19. Mr.Sriram Panchu, learned senior counsel appearing for the appellants had submitted that in terms of Section 91 of the Transfer of Property Act, besides the mortgagor, any person who has any interest in or charge upon the property mortgaged or in or upon the right to redeem the same, is entitled to redeem the mortgaged property. There cannot be any dispute over the said submission as the provision is very clear. In the capacity as owners of the properties, the appellants, in the absence of any action taken at the instance of the mortgagor, namely, Panday, could make an application for redemption of the properties. The question, however, is whether such application could be entertained on the facts of this case. As we have already observed, the deposit of title deeds was made by Mr.Panday in respect of one loan at the time when he had nine other loans and, at least for seven other loans, there were no securities furnished to R.B.F. Nidhi Limited. The claim of the appellants-companie s that Panday had contravened the authorisation cannot be put against M/s R.B.F. Nidhi Limited. Such dispute could be resolved between the appellants and Panday.
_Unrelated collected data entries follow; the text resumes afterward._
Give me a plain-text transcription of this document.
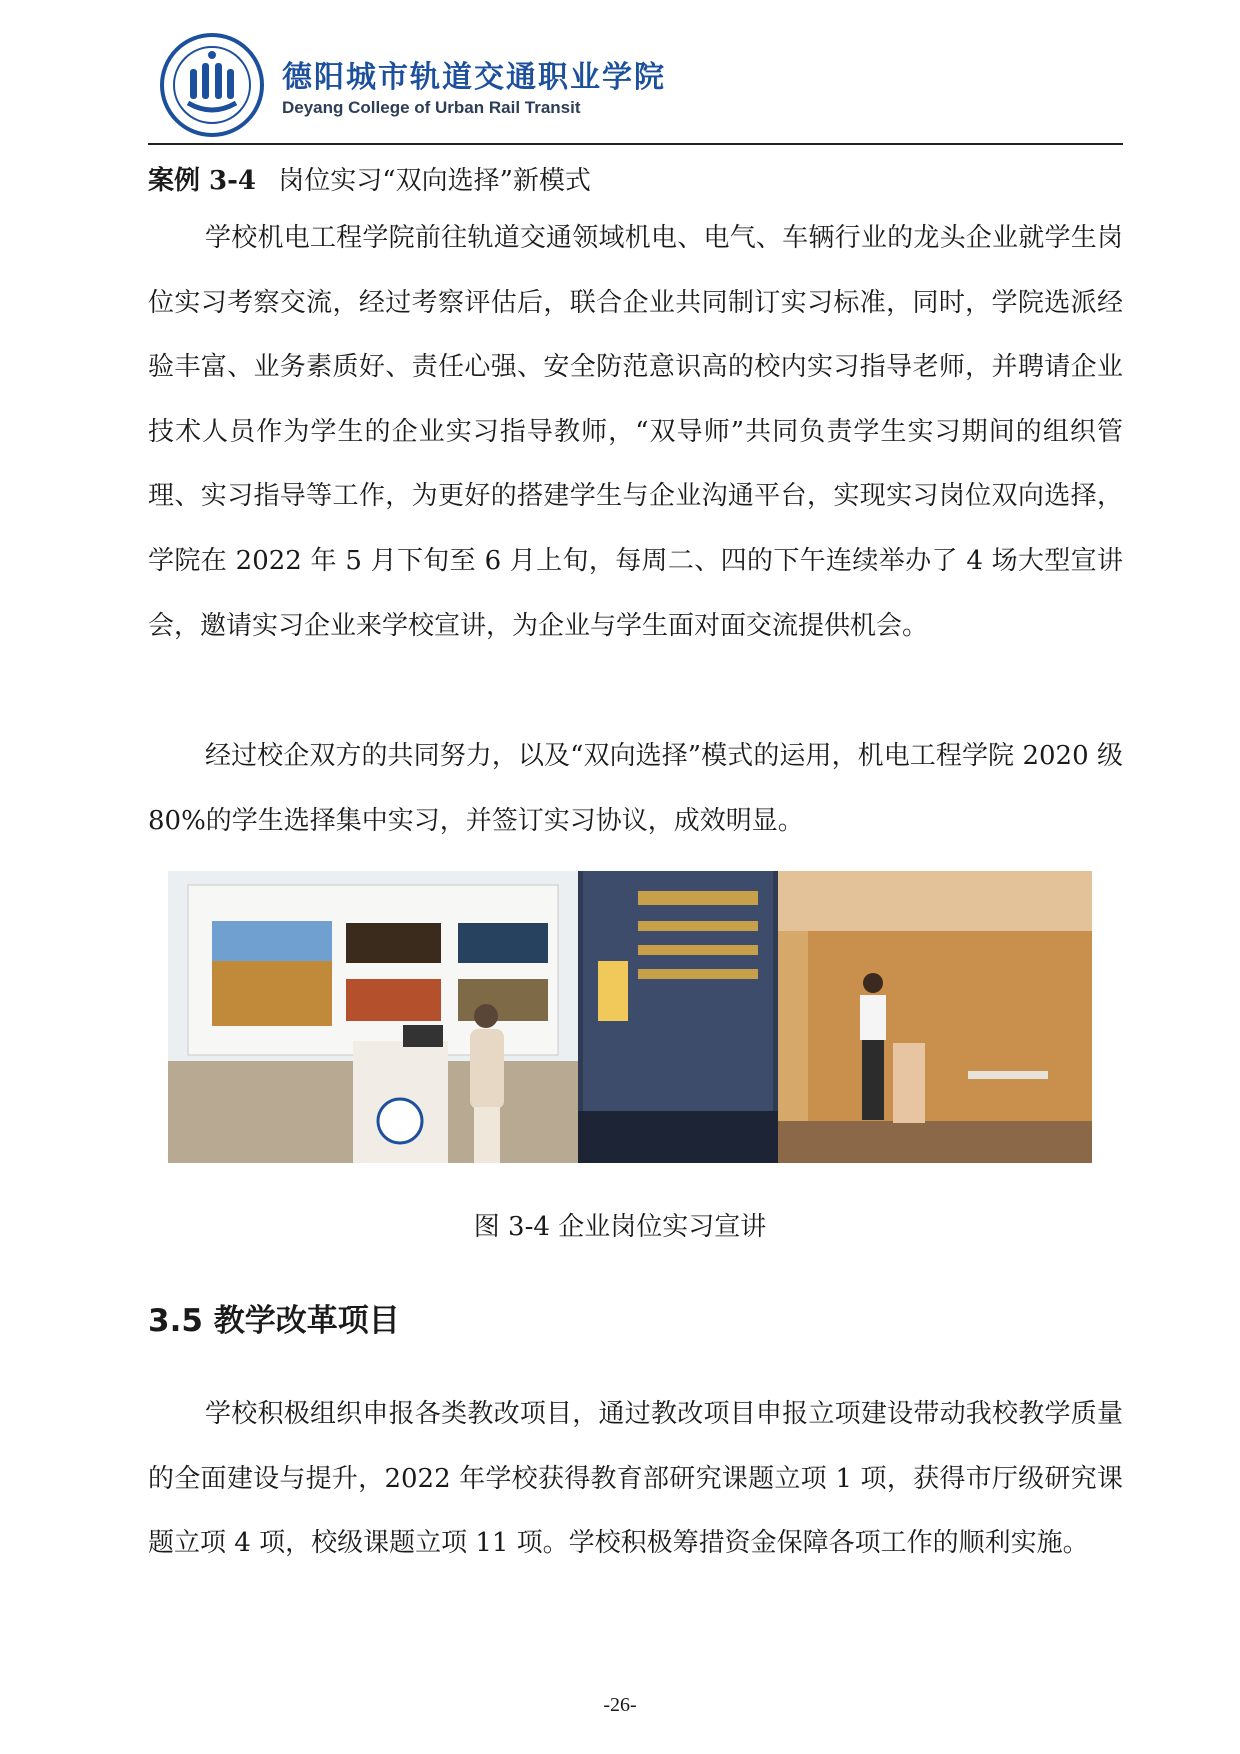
德阳城市轨道交通职业学院
Deyang College of Urban Rail Transit
案例 3-4 岗位实习“双向选择”新模式

学校机电工程学院前往轨道交通领域机电、电气、车辆行业的龙头企业就学生岗位实习考察交流，经过考察评估后，联合企业共同制订实习标准，同时，学院选派经验丰富、业务素质好、责任心强、安全防范意识高的校内实习指导老师，并聘请企业技术人员作为学生的企业实习指导教师，“双导师”共同负责学生实习期间的组织管理、实习指导等工作，为更好的搭建学生与企业沟通平台，实现实习岗位双向选择，学院在 2022 年 5 月下旬至 6 月上旬，每周二、四的下午连续举办了 4 场大型宣讲会，邀请实习企业来学校宣讲，为企业与学生面对面交流提供机会。

经过校企双方的共同努力，以及“双向选择”模式的运用，机电工程学院 2020 级 80%的学生选择集中实习，并签订实习协议，成效明显。

图 3-4 企业岗位实习宣讲
3.5 教学改革项目

学校积极组织申报各类教改项目，通过教改项目申报立项建设带动我校教学质量的全面建设与提升，2022 年学校获得教育部研究课题立项 1 项，获得市厅级研究课题立项 4 项，校级课题立项 11 项。学校积极筹措资金保障各项工作的顺利实施。

-26-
20. There is one more aspect in this regard. As against the right of redemption of the appellants-companie s, the right of R.B.F. Nidhi Limited to claim a general lien over the properties in respect of the other loans as well in terms of Section 171 of the Contract Act should also be considered. Section 171 of the Contract Act reads as under:-

“171. General lien of bankers, factors, wharfingers, attorneys and policy brokers.–Bankers, factors, wharfingers, attorneys of a High Court and policy brokers may, in the absence of a contract to the contrary, retain, as a security for a general balance of account, any goods bailed to them; but no other persons have a right to retain, as a security for such balance, goods bailed to them, unless there is an express contract to that effect.”

22. In Brando v. Barnett (1846) 12 Cl., it is stated as follows:-

“Bankers most undoubtedly have a general lien on all securities deposited with them as bankers by a customer, unless there be an express contract, or circumstances that show an implied contract, inconsistent with lien.”

Having quoted the above judgments, the Apex Court ultimately held as follows:-

“The above passages go to show that by mercantile system the bank has a general lien over all forms of securities or negotiable instruments deposited by or on behalf of the customer in the
ordinary course of banking business and that the general lien is a valuable right of the banker judicially recognised and in the absence of an agreement to the contrary, a Banker has a general lien over such securities or bills received from a customer in the ordinary course of banking business and has a right to use the proceeds in respect of any balance that may be due from the customer by way of reduction of customer’s debit balance. Such a lien is also applicable to negotiable instruments including FDRs which are remitted to the Bank by the customer for the purpose of collection. There is no gainsaying that such a lien extends to FDRs also which are deposited by the customer.”

On the given facts of the case, we are of the considered opinion that M/s R.B.F. Nidhi Limited is entitled to invoke the provisions of Section 171 relating to general lien and the claim of the appellants-companies s seeking for redemption in terms of Section 91 of the Transfer of Property Act must yield to such right and consequently the right to claim redemption cannot be accepted.